Então, na década de 1960 e início da de 1970, a AS teve um papel importantíssimo ligado a esse grupo de gente que, a princípio, simpatizava com Marcello Caetano, mas foi depois percebendo que as intenções expressas do sucessor de Salazar não correspondiam aos seus atos. Eram renovadores, mas, nessa época, chamar-lhes de esquerda era ainda difícil. O próprio Adérito tinha sido membro da Câmara Corporativa.4 Com o tempo, ele e vários dos seus colegas tinham-se distanciado dessa opção, que parecia ter feito sentido nos anos 1940, mas que, 20 anos depois, estava esgotada.. Por isso até, ele sentia que era urgente refundar as ciências sociais no nosso país em novos termos, já que os modelos que os apoiantes da ditadura sustentavam não levavam a parte nenhuma.
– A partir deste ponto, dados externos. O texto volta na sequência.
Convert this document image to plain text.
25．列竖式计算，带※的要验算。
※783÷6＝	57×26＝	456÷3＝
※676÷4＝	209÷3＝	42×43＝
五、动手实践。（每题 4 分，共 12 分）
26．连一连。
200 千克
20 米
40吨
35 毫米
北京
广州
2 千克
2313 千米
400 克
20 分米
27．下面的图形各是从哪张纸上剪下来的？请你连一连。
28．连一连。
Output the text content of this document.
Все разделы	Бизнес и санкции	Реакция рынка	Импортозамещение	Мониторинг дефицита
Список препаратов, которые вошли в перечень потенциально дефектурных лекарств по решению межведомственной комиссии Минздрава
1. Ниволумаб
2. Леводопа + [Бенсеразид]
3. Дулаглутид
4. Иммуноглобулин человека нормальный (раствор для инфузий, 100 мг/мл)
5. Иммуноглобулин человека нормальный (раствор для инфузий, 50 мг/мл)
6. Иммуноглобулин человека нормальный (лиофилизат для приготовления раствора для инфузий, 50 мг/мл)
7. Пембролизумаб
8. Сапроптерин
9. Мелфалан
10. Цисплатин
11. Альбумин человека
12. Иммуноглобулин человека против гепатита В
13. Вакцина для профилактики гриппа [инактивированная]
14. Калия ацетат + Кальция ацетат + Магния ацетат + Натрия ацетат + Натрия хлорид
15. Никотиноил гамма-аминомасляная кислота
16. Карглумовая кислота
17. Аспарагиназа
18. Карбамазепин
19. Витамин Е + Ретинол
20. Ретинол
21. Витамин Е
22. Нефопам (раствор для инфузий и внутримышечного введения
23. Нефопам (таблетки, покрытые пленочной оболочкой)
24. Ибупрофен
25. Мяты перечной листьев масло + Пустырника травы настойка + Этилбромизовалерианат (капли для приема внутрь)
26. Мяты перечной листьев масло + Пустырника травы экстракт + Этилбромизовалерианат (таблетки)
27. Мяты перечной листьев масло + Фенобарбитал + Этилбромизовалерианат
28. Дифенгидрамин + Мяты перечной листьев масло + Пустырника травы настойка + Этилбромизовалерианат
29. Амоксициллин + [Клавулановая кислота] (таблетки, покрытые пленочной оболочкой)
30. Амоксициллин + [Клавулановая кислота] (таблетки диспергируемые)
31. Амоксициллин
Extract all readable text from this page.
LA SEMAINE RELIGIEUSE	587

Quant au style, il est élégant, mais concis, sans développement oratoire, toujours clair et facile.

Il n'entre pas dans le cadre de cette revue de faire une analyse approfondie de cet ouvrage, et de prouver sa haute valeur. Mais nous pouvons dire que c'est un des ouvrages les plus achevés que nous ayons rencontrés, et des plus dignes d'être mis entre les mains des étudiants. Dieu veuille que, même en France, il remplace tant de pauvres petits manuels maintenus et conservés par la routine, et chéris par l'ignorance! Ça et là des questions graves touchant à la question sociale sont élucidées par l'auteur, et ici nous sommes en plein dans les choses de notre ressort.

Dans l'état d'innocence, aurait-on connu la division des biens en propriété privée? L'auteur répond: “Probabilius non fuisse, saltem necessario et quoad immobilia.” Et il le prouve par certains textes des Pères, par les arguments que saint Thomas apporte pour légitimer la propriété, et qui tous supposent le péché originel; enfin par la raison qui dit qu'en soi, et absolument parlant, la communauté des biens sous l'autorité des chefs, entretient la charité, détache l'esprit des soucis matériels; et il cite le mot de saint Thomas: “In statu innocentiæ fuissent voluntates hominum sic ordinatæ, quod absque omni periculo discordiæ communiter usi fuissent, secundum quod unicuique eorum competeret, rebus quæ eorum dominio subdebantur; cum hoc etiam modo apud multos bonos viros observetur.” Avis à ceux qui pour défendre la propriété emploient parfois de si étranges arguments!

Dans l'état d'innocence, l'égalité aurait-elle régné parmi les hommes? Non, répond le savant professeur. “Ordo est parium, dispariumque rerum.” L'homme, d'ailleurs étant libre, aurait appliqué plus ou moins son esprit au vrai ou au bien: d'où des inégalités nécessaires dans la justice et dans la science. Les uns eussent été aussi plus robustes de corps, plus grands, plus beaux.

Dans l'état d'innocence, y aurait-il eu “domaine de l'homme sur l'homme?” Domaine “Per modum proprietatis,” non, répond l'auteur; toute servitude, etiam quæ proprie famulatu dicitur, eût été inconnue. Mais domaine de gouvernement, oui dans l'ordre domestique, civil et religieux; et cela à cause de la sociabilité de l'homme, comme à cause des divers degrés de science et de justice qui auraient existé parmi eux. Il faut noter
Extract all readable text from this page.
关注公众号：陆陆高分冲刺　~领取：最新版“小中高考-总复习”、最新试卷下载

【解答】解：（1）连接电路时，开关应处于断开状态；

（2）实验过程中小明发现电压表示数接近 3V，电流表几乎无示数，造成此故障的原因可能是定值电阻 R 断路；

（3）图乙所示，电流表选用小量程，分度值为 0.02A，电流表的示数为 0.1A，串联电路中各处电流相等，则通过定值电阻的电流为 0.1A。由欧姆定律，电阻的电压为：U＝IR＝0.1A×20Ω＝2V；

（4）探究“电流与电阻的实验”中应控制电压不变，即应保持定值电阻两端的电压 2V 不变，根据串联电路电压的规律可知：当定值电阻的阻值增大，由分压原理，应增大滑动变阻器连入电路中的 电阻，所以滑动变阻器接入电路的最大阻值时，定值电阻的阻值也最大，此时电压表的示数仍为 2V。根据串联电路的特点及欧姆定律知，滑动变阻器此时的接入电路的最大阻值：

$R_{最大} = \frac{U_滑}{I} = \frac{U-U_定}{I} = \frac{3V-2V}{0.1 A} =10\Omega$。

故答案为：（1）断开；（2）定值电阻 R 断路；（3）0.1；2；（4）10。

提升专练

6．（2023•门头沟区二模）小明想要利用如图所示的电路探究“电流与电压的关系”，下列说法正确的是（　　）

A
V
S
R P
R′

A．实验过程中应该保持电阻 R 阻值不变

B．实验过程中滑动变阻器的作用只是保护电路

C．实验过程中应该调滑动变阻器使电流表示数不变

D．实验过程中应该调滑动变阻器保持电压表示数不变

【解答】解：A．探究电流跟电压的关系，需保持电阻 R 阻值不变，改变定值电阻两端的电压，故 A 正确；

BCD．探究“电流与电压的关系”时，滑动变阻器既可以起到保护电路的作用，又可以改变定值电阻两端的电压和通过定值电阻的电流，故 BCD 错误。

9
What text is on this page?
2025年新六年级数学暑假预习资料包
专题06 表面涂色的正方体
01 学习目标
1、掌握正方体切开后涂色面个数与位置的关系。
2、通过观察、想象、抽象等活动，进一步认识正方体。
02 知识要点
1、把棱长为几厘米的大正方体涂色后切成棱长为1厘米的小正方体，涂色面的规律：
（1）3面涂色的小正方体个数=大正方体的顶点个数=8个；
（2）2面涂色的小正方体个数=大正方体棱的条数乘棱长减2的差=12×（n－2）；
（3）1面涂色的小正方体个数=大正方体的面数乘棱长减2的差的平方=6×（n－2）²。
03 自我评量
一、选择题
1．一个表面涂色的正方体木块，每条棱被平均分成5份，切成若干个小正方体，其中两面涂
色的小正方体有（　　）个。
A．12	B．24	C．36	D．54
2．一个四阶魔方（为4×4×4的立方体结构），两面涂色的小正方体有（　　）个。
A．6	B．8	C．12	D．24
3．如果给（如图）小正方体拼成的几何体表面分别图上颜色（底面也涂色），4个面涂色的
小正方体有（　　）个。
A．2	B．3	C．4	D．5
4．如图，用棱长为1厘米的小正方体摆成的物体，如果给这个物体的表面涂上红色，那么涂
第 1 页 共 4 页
A AS contribui para isso sobretudo em torno de duas questões centrais: a questão da habitação e a questão da universidade - e teve um papel muito importante nessa altura. Se, por um lado, no IScEf [hoje ISEG] havia professores de economia e história, como ele e os seus colegas, que queriam umas ciências sociais de estilo democrático, já os professores do ISCSPU, o Instituto Superior de Ciências Sociais e Política Ultramarina, tinham uma fortíssima associação ao regime autoritário, tanto em Portugal como em África. Contrariamente aos seus colegas mais democráticos, estes últimos estavam a preparar-se para uma renovação segundo o tal modelo luso-tropicalista e os ideais do colonialismo tardio português. Na viragem dos anos 1960 para os anos 1970, porém, percebeu-se que a esperança de que pudesse haver uma mudança em continuidade, como acabou por acontecer em Espanha, tinha sido desperdiçada por Marcello Caetano, que não teve a coragem pessoal requerida.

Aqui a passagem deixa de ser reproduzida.